Capable d’envoyer, toujours en souriant, des punchlines radicales qui se digèrent lentement. «Vous savez, la question n’est pas tellement de savoir pourquoi on se suicide, mais pourquoi on ne se suicide pas plus. Vu ce qui nous attend…» peut-il asséner. Ou: «Aujourd’hui, on a presque trop de liberté et cette liberté, quelquefois, s’appelle solitude.» Voire: «La liberté de l’être humain, c’est de pouvoir choisir ses aliénations.» Et de taper sur les médicaments -«les antidépresseurs, ces régulateurs sociaux»-, la psychiatrie – «quand vous mettez une étiquette sur quelqu’un, il n’a plus qu’une chose à faire, c’est de se taire»-, ou les psychanalystes, «qui ont confondu autonomie et solitude» à force d’encourager leurs patients à couper avec tout le monde. Divorcer, démissionner, devenir berger. Je regarde Neuburger qui commande une autre bière avant le dessert.

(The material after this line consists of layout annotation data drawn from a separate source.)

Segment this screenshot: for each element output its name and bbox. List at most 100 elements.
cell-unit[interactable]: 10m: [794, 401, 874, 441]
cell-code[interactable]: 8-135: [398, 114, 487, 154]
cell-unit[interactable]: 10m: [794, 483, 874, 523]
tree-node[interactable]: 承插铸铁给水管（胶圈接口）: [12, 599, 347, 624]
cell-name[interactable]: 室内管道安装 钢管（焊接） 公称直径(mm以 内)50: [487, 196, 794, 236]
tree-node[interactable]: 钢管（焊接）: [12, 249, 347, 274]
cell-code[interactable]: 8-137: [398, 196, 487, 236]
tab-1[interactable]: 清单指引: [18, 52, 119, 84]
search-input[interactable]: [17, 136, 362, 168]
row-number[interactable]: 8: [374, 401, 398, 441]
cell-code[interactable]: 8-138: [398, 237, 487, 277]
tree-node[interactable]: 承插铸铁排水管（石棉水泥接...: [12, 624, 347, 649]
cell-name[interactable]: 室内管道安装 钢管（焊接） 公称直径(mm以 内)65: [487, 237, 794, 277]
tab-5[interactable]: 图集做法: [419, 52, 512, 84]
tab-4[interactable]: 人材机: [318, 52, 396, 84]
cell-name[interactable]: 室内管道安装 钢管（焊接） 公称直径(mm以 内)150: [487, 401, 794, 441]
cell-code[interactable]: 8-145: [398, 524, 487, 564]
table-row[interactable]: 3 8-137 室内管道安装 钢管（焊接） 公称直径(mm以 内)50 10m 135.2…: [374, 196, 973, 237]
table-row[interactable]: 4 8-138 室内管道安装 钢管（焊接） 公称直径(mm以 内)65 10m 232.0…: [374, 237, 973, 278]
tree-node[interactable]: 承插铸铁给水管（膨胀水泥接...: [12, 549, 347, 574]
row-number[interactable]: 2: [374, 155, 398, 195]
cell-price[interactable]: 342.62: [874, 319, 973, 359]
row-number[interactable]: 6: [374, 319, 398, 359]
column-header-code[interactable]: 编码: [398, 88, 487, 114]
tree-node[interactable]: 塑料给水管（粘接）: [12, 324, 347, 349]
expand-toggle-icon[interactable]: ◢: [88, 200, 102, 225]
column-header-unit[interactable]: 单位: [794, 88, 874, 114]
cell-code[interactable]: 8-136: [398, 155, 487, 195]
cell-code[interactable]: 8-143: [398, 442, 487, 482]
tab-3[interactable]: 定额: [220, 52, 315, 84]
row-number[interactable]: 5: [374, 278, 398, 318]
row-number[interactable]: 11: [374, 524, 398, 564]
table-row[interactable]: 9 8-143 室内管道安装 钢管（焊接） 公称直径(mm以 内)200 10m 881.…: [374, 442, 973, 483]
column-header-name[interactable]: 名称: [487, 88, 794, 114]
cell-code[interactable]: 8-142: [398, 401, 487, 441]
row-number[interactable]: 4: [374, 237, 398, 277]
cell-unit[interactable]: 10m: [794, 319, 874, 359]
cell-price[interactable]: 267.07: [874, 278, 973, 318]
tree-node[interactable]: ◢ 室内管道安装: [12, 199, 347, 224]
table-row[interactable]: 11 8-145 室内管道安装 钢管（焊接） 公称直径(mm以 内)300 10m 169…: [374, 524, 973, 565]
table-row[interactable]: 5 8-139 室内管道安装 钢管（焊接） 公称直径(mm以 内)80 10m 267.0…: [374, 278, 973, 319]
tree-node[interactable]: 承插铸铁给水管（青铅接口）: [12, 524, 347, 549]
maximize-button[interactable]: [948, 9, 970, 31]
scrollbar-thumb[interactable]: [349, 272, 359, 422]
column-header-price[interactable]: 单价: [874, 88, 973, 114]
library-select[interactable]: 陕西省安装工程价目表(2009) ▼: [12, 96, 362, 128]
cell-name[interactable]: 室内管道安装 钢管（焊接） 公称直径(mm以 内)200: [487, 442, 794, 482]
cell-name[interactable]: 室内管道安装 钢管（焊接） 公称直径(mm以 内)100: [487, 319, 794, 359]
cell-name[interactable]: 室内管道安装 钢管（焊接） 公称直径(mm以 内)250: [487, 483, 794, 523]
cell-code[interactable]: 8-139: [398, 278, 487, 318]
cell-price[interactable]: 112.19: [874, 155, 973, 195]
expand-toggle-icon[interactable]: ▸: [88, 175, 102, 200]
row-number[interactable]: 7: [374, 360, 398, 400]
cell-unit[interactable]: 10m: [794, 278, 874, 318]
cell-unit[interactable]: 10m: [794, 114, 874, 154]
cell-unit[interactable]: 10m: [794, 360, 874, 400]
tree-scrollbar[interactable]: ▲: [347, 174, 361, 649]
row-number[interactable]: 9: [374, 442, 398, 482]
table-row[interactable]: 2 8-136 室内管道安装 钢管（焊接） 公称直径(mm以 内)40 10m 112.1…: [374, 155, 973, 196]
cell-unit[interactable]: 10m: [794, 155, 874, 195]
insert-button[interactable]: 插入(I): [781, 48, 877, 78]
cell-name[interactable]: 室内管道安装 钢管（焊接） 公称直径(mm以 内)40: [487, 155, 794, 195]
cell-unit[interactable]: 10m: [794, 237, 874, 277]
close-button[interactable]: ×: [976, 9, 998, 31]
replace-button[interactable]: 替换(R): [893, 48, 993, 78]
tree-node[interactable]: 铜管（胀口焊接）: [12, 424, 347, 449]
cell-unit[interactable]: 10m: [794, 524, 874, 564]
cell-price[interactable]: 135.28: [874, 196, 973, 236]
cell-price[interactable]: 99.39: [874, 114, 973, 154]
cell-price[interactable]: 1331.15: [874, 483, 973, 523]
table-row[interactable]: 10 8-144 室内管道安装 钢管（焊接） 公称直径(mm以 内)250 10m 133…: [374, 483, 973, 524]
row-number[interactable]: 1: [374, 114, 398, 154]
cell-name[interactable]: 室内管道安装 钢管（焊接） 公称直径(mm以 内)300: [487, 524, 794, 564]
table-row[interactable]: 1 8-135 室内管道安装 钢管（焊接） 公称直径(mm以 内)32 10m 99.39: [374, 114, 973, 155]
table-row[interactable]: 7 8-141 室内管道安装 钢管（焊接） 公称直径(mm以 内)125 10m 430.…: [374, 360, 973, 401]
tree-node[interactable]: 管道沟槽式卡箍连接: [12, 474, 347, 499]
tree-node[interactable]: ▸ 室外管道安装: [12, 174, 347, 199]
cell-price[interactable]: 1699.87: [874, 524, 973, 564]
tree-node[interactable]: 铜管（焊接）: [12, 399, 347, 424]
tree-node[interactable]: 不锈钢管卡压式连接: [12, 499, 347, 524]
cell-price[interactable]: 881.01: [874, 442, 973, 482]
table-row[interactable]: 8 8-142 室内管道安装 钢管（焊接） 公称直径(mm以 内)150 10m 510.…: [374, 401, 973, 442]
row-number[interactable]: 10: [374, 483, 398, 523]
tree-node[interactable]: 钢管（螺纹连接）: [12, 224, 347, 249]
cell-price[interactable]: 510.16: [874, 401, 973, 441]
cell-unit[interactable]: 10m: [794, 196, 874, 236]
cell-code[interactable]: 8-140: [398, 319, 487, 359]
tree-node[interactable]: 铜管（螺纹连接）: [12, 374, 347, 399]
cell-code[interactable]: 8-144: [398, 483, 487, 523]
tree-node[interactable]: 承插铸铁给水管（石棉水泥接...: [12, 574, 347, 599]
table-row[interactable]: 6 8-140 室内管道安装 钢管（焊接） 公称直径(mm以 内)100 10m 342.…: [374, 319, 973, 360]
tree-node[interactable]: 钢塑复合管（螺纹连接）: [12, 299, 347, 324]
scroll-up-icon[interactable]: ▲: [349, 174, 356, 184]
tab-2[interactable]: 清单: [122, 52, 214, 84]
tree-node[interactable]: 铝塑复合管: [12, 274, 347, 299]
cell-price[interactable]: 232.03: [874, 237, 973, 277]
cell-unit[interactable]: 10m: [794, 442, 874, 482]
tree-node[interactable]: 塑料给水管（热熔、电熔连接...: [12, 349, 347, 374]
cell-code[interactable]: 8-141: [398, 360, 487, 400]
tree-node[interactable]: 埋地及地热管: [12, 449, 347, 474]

Il faut dire aussi qu’il a un sens de l’organisation bien à lui, qui lui fait perdre ses carnets d’adresses quand ce n’est pas oublier ses rendez-vous, et un esprit de contradiction étonnamment développé, qui peut lui faire dire le contraire de ce qu’il a déjà dit si, par malheur, vous essayez de le lui faire répéter. Dès qu’il sent le cadre, l’étiquette, l’enfermement approcher, il s’échappe, il rebondit, il s’éloigne.

Imprévisible. Incadrable. Inclassable aussi. Il «[suit] sa voie, peut-être n’est-elle pas unique», répond-il quand je lui demande par dessus son tiramisu s’il se réfère à certaines écoles de pensée. Il s’étonne de la question, assure ne jamais y avoir pensé. Non, il se nourrit de tout: de sociologie, de l’observation de ses patients, de la lecture des journaux, des magazines féminins, de psychanalyse, d’anthropologie, d’ethnopsychiatrie, ou encore de philosophie. Il a surtout un pêché mignon, confie-t-il en prenant un sourire gourmand: les épistémologues. «Ces gens qui s’intéressent à la manière dont est structurée la pensée. Des gens comme Piaget, Pasteur, ou Freud. Plutôt des pragmatiques de la pensée.» Des amateurs de logiques. Des acrobates nés. J’aurais dû me méfier.

Robert Neuburger est psychiatre, psychanalyste, thérapeute de couple et de famille. Il est un des fondateurs du mouvement systémique en France, Professeur honoraire de psychologie clinique (ULB), il a écrit de nombreux ouvrages traduits en plusieurs langues dont le japonais et, récemment, en chinois.